One thing I’m obsessed with is this star tile from Popham Design, a British company, that you can find sold in the US via Ann Sacks. You can combine any of their colors, but most places you see it it’s in blue, for the obvious reason that their blue is super dreamy:
It’s really so wonderful. You can arrange the tiles yourself so that some are blank, and others have one of three sizes of star:
It is, as my mom used to say, “A lot of look.” BUT, it’s a look I love, so I’m tempted to go bold.
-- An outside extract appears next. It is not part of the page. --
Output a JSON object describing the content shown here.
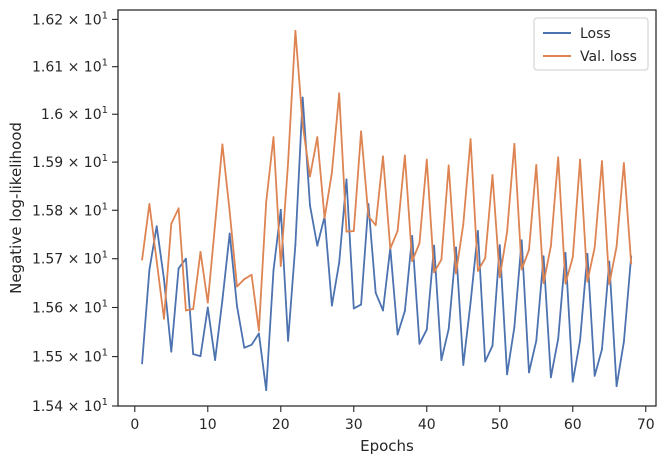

The problems are: (1) a lot of look can be tough on resale, especially since American taste skews so darn boring, (2) these are concrete tiles, so in a bathroom there could be a lot of staining over time with water, spilling, etc., (3) if I used these on the shower walls they might not be great with the constant water flow, because you should only use very mild, non-abrasive cleaners on them (and grout sometimes needs serious scrubbing!) and (4) these are large-ish tiles so if used for the floor they could be seriously slippery.
A way to get a similar look with less cost and less permanency would be to use a star wallpaper above the shaker peg rail. I love this one:
However, it’s very strange how the image above and the image where you can actually purchase the paper are seemingly totally different colors. I’d like blue and white.
There’s also this classic star wallpaper:
It’s not the deep blue I’d prefer, but with its metallic stars is still a lovely option.
I do worry how well wallpaper would do in a bathroom vs. a powder room, which gets much less water. Making painted stars in this style would be pretty easy with a simple template, though, and would also be a great economical option!
Finally, much like lots of folks in the 18th century (when my house was built), I’m a huge fan of chinoiserie. I’d adore going whole hog with faux bamboo, chinoiserie wallpaper and some classic styling … but that’s for another post!